Director of the National Counterintelligence and Security Center William R. Evanina told a gathering of cybersecurity personnel that insider threats posed the greatest risk for Americans and U.S. National Security. “We had a horrible year last year in 2019, with indictments, arrests, convictions of clearance-holders as well as arrests, indictments, convictions of non-traditional collectors in the private sector — theft of intellectual property and trade secrets,” Evanina said at a meeting of the Institute for Critical Infrastructure Technology. “It was not a good year for industry nor the government.”
Foreign nations like China, Russia, Iran and North Korea are surveilling America’s critical infrastructure, incident command systems, and and stealing that imperative IC data. He added that insider threats are “constantly damaging our intellectual property and trade secrets,” but he believes people have grown “numb” to other countries’ attacks.
He also previewed a new counterintelligence strategy to be introduced on Monday. Evanina said the federal government would announce this strategy, authorized by the White House.
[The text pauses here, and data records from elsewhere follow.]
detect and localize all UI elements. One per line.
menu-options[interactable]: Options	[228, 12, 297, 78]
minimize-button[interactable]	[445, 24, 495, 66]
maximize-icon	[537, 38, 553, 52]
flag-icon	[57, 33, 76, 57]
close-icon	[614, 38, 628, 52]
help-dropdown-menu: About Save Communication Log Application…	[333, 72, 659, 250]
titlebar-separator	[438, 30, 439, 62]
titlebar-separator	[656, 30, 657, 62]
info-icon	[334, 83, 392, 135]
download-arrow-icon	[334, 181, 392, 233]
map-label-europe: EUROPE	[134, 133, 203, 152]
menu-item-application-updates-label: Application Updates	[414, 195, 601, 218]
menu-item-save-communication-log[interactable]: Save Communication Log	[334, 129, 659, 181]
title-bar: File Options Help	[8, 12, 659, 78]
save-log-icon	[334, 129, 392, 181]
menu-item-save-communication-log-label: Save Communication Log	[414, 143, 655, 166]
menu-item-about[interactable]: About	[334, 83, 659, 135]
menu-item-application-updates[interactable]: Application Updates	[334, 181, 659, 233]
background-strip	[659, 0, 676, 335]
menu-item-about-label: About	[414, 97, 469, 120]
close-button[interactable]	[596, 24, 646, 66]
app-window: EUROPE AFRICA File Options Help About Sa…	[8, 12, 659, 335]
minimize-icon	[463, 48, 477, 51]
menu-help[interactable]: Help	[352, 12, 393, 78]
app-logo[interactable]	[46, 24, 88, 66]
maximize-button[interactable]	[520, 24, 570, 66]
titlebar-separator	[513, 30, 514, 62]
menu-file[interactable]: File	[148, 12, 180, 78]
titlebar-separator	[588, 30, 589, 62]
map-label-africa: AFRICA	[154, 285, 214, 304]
This plan of action attempts to change U. S. perspective on who has the authority and responsibility for preventing enemies’ intelligence-collection efforts.
“From election security to foreign influence, economic security to critical infrastructure, we are going to look at everything and say it is no longer a government-just issue — it’s everyone’s issue,” he said.
Evanina and the federal government hope this new strategy will better prepare citizens to defend themselves against foreign adversaries.